Capii tutto più tardi. Alla fine di quell’anno scolastico le bocciature fioccarono, non solo nella mia scuola, ma in tutto il Paese! Che cosa stava succedendo? E fioccarono anche l‘anno successivo, e poi ancora. L’innalzamento dell’obbligo di istruzione di almeno otto anni, sancito anche dalla Costituzione, era un fallimento? Ma fallivano gli alunni o falliva la scuola? Gli interrogativi erano tanti, finché nel 1967 apparve un libro, di una strana casa editrice, una Lettera a una professoressa, in cui si leggeva che “a prima vista sembra scritto da un ragazzo solo, invece gli autori sono otto ragazzi della scuola di Barbiana”. Ma nel ’67 io ero già “passato di grado”. Avevo vinto il concorso per le scuole secondarie: un altro mondo! Gli alunni non erano obbligati e professori e professoresse erano tenuti a promuovere o a bocciare, come sempre!

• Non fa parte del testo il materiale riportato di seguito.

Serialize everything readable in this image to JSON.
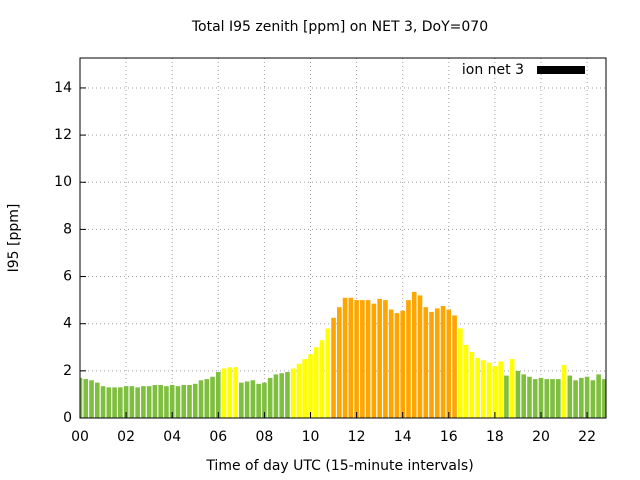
{
  "chart_data": {
    "type": "bar",
    "title": "Total I95 zenith [ppm] on NET 3, DoY=070",
    "xlabel": "Time of day UTC (15-minute intervals)",
    "ylabel": "I95 [ppm]",
    "legend": "top-right",
    "grid": true,
    "xlim": [
      0,
      22.82
    ],
    "ylim": [
      0,
      15.27
    ],
    "xticks": [
      {
        "value": 0,
        "label": "00"
      },
      {
        "value": 2,
        "label": "02"
      },
      {
        "value": 4,
        "label": "04"
      },
      {
        "value": 6,
        "label": "06"
      },
      {
        "value": 8,
        "label": "08"
      },
      10,
      12,
      14,
      16,
      18,
      20,
      22
    ],
    "yticks": [
      0,
      2,
      4,
      6,
      8,
      10,
      12,
      14
    ],
    "x": [
      0,
      0.25,
      0.5,
      0.75,
      1,
      1.25,
      1.5,
      1.75,
      2,
      2.25,
      2.5,
      2.75,
      3,
      3.25,
      3.5,
      3.75,
      4,
      4.25,
      4.5,
      4.75,
      5,
      5.25,
      5.5,
      5.75,
      6,
      6.25,
      6.5,
      6.75,
      7,
      7.25,
      7.5,
      7.75,
      8,
      8.25,
      8.5,
      8.75,
      9,
      9.25,
      9.5,
      9.75,
      10,
      10.25,
      10.5,
      10.75,
      11,
      11.25,
      11.5,
      11.75,
      12,
      12.25,
      12.5,
      12.75,
      13,
      13.25,
      13.5,
      13.75,
      14,
      14.25,
      14.5,
      14.75,
      15,
      15.25,
      15.5,
      15.75,
      16,
      16.25,
      16.5,
      16.75,
      17,
      17.25,
      17.5,
      17.75,
      18,
      18.25,
      18.5,
      18.75,
      19,
      19.25,
      19.5,
      19.75,
      20,
      20.25,
      20.5,
      20.75,
      21,
      21.25,
      21.5,
      21.75,
      22,
      22.25,
      22.5,
      22.75
    ],
    "series": [
      {
        "name": "ion net 3",
        "color": "#000000",
        "values": [
          1.7,
          1.65,
          1.6,
          1.5,
          1.35,
          1.3,
          1.3,
          1.3,
          1.35,
          1.35,
          1.3,
          1.35,
          1.35,
          1.4,
          1.4,
          1.35,
          1.4,
          1.35,
          1.4,
          1.4,
          1.45,
          1.6,
          1.65,
          1.75,
          1.95,
          2.1,
          2.15,
          2.15,
          1.5,
          1.55,
          1.6,
          1.45,
          1.5,
          1.7,
          1.85,
          1.9,
          1.95,
          2.1,
          2.3,
          2.5,
          2.7,
          3.0,
          3.3,
          3.8,
          4.25,
          4.7,
          5.1,
          5.1,
          5.0,
          5.0,
          5.0,
          4.85,
          5.05,
          5.0,
          4.6,
          4.45,
          4.55,
          5.0,
          5.35,
          5.2,
          4.7,
          4.5,
          4.65,
          4.75,
          4.6,
          4.35,
          3.8,
          3.1,
          2.8,
          2.55,
          2.45,
          2.35,
          2.2,
          2.4,
          1.8,
          2.5,
          2.0,
          1.85,
          1.75,
          1.65,
          1.7,
          1.65,
          1.65,
          1.65,
          2.25,
          1.8,
          1.6,
          1.7,
          1.75,
          1.6,
          1.85,
          1.65
        ],
        "colors": [
          "#7fbf3f",
          "#7fbf3f",
          "#7fbf3f",
          "#7fbf3f",
          "#7fbf3f",
          "#7fbf3f",
          "#7fbf3f",
          "#7fbf3f",
          "#7fbf3f",
          "#7fbf3f",
          "#7fbf3f",
          "#7fbf3f",
          "#7fbf3f",
          "#7fbf3f",
          "#7fbf3f",
          "#7fbf3f",
          "#7fbf3f",
          "#7fbf3f",
          "#7fbf3f",
          "#7fbf3f",
          "#7fbf3f",
          "#7fbf3f",
          "#7fbf3f",
          "#7fbf3f",
          "#7fbf3f",
          "#ffff00",
          "#ffff00",
          "#ffff00",
          "#7fbf3f",
          "#7fbf3f",
          "#7fbf3f",
          "#7fbf3f",
          "#7fbf3f",
          "#7fbf3f",
          "#7fbf3f",
          "#7fbf3f",
          "#7fbf3f",
          "#ffff00",
          "#ffff00",
          "#ffff00",
          "#ffff00",
          "#ffff00",
          "#ffff00",
          "#ffff00",
          "#ffa500",
          "#ffa500",
          "#ffa500",
          "#ffa500",
          "#ffa500",
          "#ffa500",
          "#ffa500",
          "#ffa500",
          "#ffa500",
          "#ffa500",
          "#ffa500",
          "#ffa500",
          "#ffa500",
          "#ffa500",
          "#ffa500",
          "#ffa500",
          "#ffa500",
          "#ffa500",
          "#ffa500",
          "#ffa500",
          "#ffa500",
          "#ffa500",
          "#ffff00",
          "#ffff00",
          "#ffff00",
          "#ffff00",
          "#ffff00",
          "#ffff00",
          "#ffff00",
          "#ffff00",
          "#7fbf3f",
          "#ffff00",
          "#7fbf3f",
          "#7fbf3f",
          "#7fbf3f",
          "#7fbf3f",
          "#7fbf3f",
          "#7fbf3f",
          "#7fbf3f",
          "#7fbf3f",
          "#ffff00",
          "#7fbf3f",
          "#7fbf3f",
          "#7fbf3f",
          "#7fbf3f",
          "#7fbf3f",
          "#7fbf3f",
          "#7fbf3f"
        ]
      }
    ]
  }
}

E tornai al mio ruolo di sempre! Ma il mio cuore era sempre là con gli alunni obbligati ad apprendere e gli insegnanti obbligati a fare apprendere. E la lettera di Don Milani fu per me un toccasana. E capii che era la scuola media a fallire, non i suoi alunni. Di lì la mia svolta pedagogica! Di fatto, anche se comunista, la mia formazione era pur sempre crociana, come comunista/crociano – se si può dir così – era stato il mio maestro, Natalino Sapegno. E la pedagogia ai nostri occhi era pur sempre un cascame, un potpourri di discipline. Poi mi capitò tra le mani Educazione e condizionamento sociale di Aldo Visalberghi: aria nuova, aria fresca! I miei dubbi e le mie incertezze vennero illuminati, se si può dir così, e mi avviai decisamente sul terreno della ricerca pedagogica. Il ’68 e il movimento studentesco furono una sorta di viatico e il ritorno all’università fu una scelta che direi obbligatoria. Raffaele Laporta stava lavorando a La difficile scommessa, una lettura critica sugli accadimenti di quegli anni nelle scuole e nelle università.
E dieci anni con Raffaele segnarono una sorta di rinascita, quella che segnò la mia svolta pedagogica.